Question

Anhydrous ${\text{AlC}}{{\text{l}}_{\text{3}}}$ is a covalent compound. From the data given below, predict whether it would remain covalent or become ionic in an aqueous solution. (Ionization energy of ${\text{Al = 5137kJmo}}{{\text{l}}^{{\text{ - 1}}}}$ )
$\Delta {\text{H}}$ hydration for ${\text{A}}{{\text{l}}^{{\text{3 + }}}}$ ${\text{ = - 4665kJmo}}{{\text{l}}^{{\text{ - 1}}}}$
$\Delta {\text{H}}$ hydration for ${\text{C}}{{\text{l}}^ - }$ ${\text{ = - 381kJmo}}{{\text{l}}^{{\text{ - 1}}}}$
(A) Ionic
(B) Covalent
(C) Partially ionic
(D) Partially covalent

Answer 1

The third ionization energy of aluminium is very high due to which a lot of energy is necessary to convert aluminium into ${\text{A}}{{\text{l}}^{{\text{3 + }}}}$ ion. So, it forms covalent bonds preferably with chloride ions.
When dissolved in water, ${\text{AlC}}{{\text{l}}_{\text{3}}}$ will undergo hydration which will release a lot of energy which is enough to remove 3 electrons from aluminium.
If the ionization energy is less than the total hydration energy, the compound will be ionic in aqueous solution.
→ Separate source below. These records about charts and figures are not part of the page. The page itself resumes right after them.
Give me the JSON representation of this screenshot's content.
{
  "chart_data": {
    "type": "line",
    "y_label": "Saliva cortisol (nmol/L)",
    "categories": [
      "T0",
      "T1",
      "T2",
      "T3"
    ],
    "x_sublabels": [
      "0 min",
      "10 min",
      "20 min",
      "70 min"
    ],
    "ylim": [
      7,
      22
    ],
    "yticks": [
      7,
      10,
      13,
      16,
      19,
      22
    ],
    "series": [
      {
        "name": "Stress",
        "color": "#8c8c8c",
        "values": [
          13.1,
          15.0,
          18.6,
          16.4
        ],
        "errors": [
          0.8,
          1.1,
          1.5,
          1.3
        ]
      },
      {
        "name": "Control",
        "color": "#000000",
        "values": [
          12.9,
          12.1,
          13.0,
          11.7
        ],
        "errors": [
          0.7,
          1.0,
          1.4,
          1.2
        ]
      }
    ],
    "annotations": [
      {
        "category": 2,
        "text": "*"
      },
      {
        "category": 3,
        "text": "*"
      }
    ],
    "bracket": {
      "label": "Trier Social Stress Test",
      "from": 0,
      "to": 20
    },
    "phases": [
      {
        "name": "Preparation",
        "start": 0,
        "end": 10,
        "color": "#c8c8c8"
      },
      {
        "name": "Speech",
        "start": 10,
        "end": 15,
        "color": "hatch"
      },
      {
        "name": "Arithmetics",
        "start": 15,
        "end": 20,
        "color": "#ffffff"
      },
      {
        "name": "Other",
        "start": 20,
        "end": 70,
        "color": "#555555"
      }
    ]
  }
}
Complete step by step solution:
Given that anhydrous ${\text{AlC}}{{\text{l}}_{\text{3}}}$ is a covalent compound.
Also given, ionization energy of ${\text{Al = 5137kJmo}}{{\text{l}}^{{\text{ - 1}}}}$
$\Delta {\text{H}}$ hydration for ${\text{A}}{{\text{l}}^{{\text{3 + }}}}$ ${\text{ = - 4665kJmo}}{{\text{l}}^{{\text{ - 1}}}}$
$\Delta {\text{H}}$ hydration for ${\text{C}}{{\text{l}}^ - }$ ${\text{ = - 381kJmo}}{{\text{l}}^{{\text{ - 1}}}}$
We need to find out whether aluminium chloride or ${\text{AlC}}{{\text{l}}_{\text{3}}}$ will remain covalent or become ionic in aqueous solution.
The total hydration energy when aluminium chloride is in an aqueous solution will be equal to the sum of the hydration energy of the aluminium ion and the hydration energy of the chloride ion. Thus, total hydration energy of ${\text{A}}{{\text{l}}^{{\text{3 + }}}}$ and ${\text{C}}{{\text{l}}^ - }$ ions of ${\text{AlC}}{{\text{l}}_{\text{3}}}$ is:
(Since there are one aluminium ion and three chloride ions)
$= \left[ { - 4665 + 3 \times \left( { - 381} \right)} \right]{\text{kJmo}}{{\text{l}}^{{\text{ - 1}}}} \\\ = - 5808{\text{kJmo}}{{\text{l}}^{{\text{ - 1}}}} \\\$
Now, this value of total hydration energy for aluminium chloride is higher than the ionization energy of aluminium which is ${\text{5137kJmo}}{{\text{l}}^{{\text{ - 1}}}}$ . Thus, this is higher than the amount of energy required for the ionization of aluminium into ${\text{A}}{{\text{l}}^{{\text{3 + }}}}$ ion. Due to this reason, the aluminium chloride becomes ionic in aqueous solution. Its ionic form in aqueous solution is:
${\text{AlC}}{{\text{l}}_{\text{3}}}{\text{ + 6}}{{\text{H}}_{\text{2}}}{\text{O}} \to {\left[ {{\text{Al}}{{\left( {{{\text{H}}_{\text{2}}}{\text{O}}} \right)}_{\text{6}}}} \right]^{{\text{3 + }}}}{\text{ + 3C}}{{\text{l}}^{\text{ - }}}$
Thus, option A is correct.

Note:
Some of the factors affecting ionization energy are:
Size of atom: Smaller the size of the atom, more tightly held electrons and so greater IE.
Nuclear charge: Greater the nuclear charge, more energy needed to pull electrons and so greater IE.
Electronic configuration: Elements having half filled or fully filled valence orbitals have higher IE values than expected normally from their position in the periodic table.